Wapres Gibran Minta Sosialisasi Masker Diperkuat Imbas Karhutla

Kamis, 10 September 2026 | 23:46:01 WIB
Wakil Presiden (Wapres) Gibran Rakabuming.

JAKARTA - Wakil Presiden (Wapres) Gibran Rakabuming Raka menggarisbawahi krusialnya pemahaman publik guna meminimalkan risiko kesehatan akibat paparan asap kebakaran hutan dan lahan (karhutla) di Kalimantan Selatan (Kalsel).

Menurutnya, sosialisasi terkait pemakaian masker mesti terus ditingkatkan supaya warga mengerti langkah proteksi diri yang mesti dilakukan sewaktu mutu udara memburuk akibat kepungan asap.

“Tolong tingkatkan edukasi masyarakat, utamanya dalam menggunakan masker,” kata Gibran, saat meninjau penanganan karhutla di Kalimantan Selatan, pada Kamis (10/9/2026), dikutip dari keterangan tertulis.

Gibran turut memantau kesiapsiagaan fasilitas kesehatan Rumah Sakit Daerah Idaman (RSDI) Kota Banjarbaru dalam menanggulangi dampak karhutla.

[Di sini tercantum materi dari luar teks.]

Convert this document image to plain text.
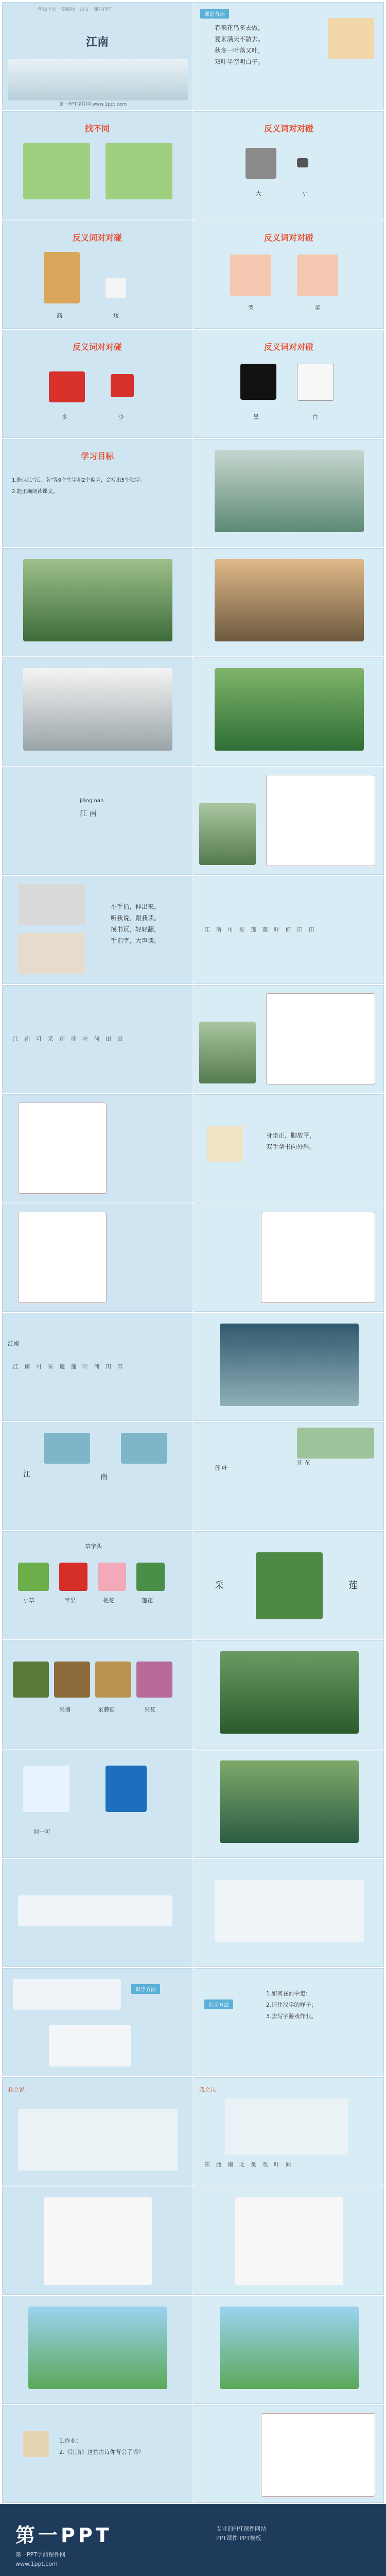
一年级上册一部编版一语文一课件PPT
江南
第一PPT课件网 www.1ppt.com
课前背诵
春来花鸟多去做，
夏来满天不散去。
秋冬一叶落又叶，
双叶半空明白子。
找不同	反义词对对碰
大	小
反义词对对碰
高	矮
反义词对对碰
哭	笑
反义词对对碰
多	少
反义词对对碰
黑	白
学习目标
1.能认江“江、南”等9个生字和2个偏旁，会写出5个独字。
2.能正确朗读课文。
jiāng nán
江 南
小手指，伸出来，
听我说，跟我读。
摸书页，轻轻翻，
手指字，大声读。
江 南 可 采 莲 莲 叶 何 田 田
江 南 可 采 莲 莲 叶 何 田 田
身坐正，脚放平，
双手拿书向外斜。
江南
江 南 可 采 莲 莲 叶 何 田 田
江	南
莲 叶
莲 花
草字头
小草	苹果	桃花	莲花
采	莲
采摘	采蘑菇	采花
河一可
识字方法
识字方法
1.如何在河中走：
2.记住汉字的样子；
3.去写字游戏作业。
我会说	我会认
东 西 南 北 鱼 戏 叶 间
1.作业：
2.《江南》这首古诗你背会了吗？
第一PPT
第一PPT学前课件网
www.1ppt.com
专业的PPT课件网站
PPT课件 PPT模板
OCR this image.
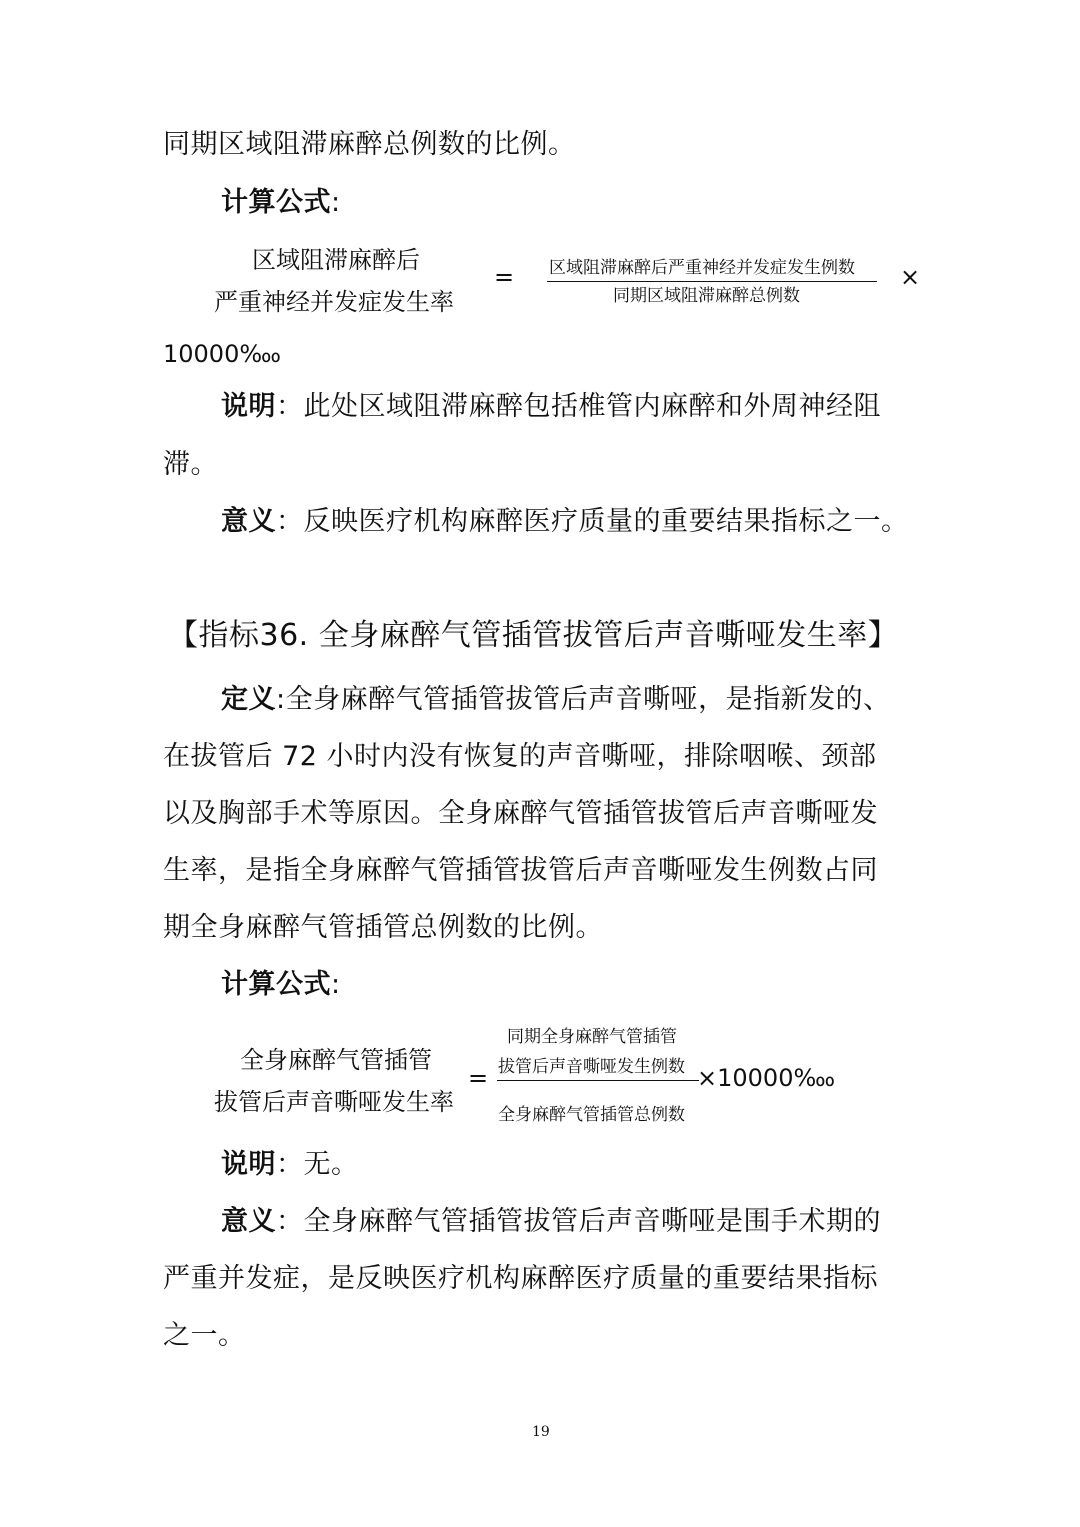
同期区域阻滞麻醉总例数的比例。
计算公式:
区域阻滞麻醉后
严重神经并发症发生率
= 区域阻滞麻醉后严重神经并发症发生例数
同期区域阻滞麻醉总例数
×
10000‱
说明：此处区域阻滞麻醉包括椎管内麻醉和外周神经阻
滞。
意义：反映医疗机构麻醉医疗质量的重要结果指标之一。
【指标36. 全身麻醉气管插管拔管后声音嘶哑发生率】
定义:全身麻醉气管插管拔管后声音嘶哑，是指新发的、
在拔管后 72 小时内没有恢复的声音嘶哑，排除咽喉、颈部
以及胸部手术等原因。全身麻醉气管插管拔管后声音嘶哑发
生率，是指全身麻醉气管插管拔管后声音嘶哑发生例数占同
期全身麻醉气管插管总例数的比例。
计算公式:
全身麻醉气管插管
拔管后声音嘶哑发生率
=
同期全身麻醉气管插管
拔管后声音嘶哑发生例数 ×10000‱
全身麻醉气管插管总例数
说明：无。
意义：全身麻醉气管插管拔管后声音嘶哑是围手术期的
严重并发症，是反映医疗机构麻醉医疗质量的重要结果指标
之一。
19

Mantan wali kota Solo tersebut mendorong kesiapan sarana maupun layanan kesehatan supaya sanggup merespons dampak karhutla secara cekatan dan tepat, khususnya untuk memberikan pertolongan bagi kelompok rentan.

“Dalam penanganan karhutla, menjaga keselamatan dan kesehatan warga, terutama kelompok rentan, seperti anak-anak, lansia, ibu hamil, dan penyandang disabilitas adalah penting,” ujar dia.

Oleh sebab itu, Gibran menginstruksikan kesiapan rumah sakit agar menjadi fokus utama, seperti ketersediaan logistik obat, pasokan oksigen, ketersediaan ranjang pasien, tenaga medis, hingga skema rujukan.

Ia menilai kesiapan tersebut krusial demi menjamin warga terdampak bisa memperoleh penanganan secara sigap sewaktu membutuhkan bantuan medis.

“Rumah sakit harus siap, terutama untuk anak-anak dan kelompok rentan. Obat, oksigen, tempat tidur, tenaga kesehatan, dan sistem rujukan harus dipastikan tersedia ketika dibutuhkan,” papar dia.

Selain itu, ia turut menyampaikan apresiasi setinggi-tingginya kepada para nakes yang konsisten memberi pelayanan medis kepada warga di tengah situasi karhutla.

Ia menegaskan keberlanjutan layanan kesehatan merupakan pilar utama dalam pemulihan karhutla yang tak sekadar berfokus pada pemadaman titik api, melainkan juga perlindungan keselamatan masyarakat.

“Terima kasih untuk Bapak-Ibu dokter, perawat, dan tenaga kesehatan yang terus melayani masyarakat selama kondisi karhutla,” ucap Wapres RI.

Sebagai informasi, kondisi karhutla di Kalimantan Selatan masih menjadi atensi serius seiring tingginya frekuensi insiden dan luas area terdampak.

Dalam rentang 1 Januari sampai 10 September 2026, tercatat 2.963 kali insiden karhutla dengan estimasi luasan area terbakar mencapai 20.206,06 hektar.

Banjarbaru masuk dalam daftar tiga kabupaten/kota dengan frekuensi insiden tertinggi, yakni 588 kali kejadian, dengan estimasi lahan terdampak mencapai 2.539,97 hektar.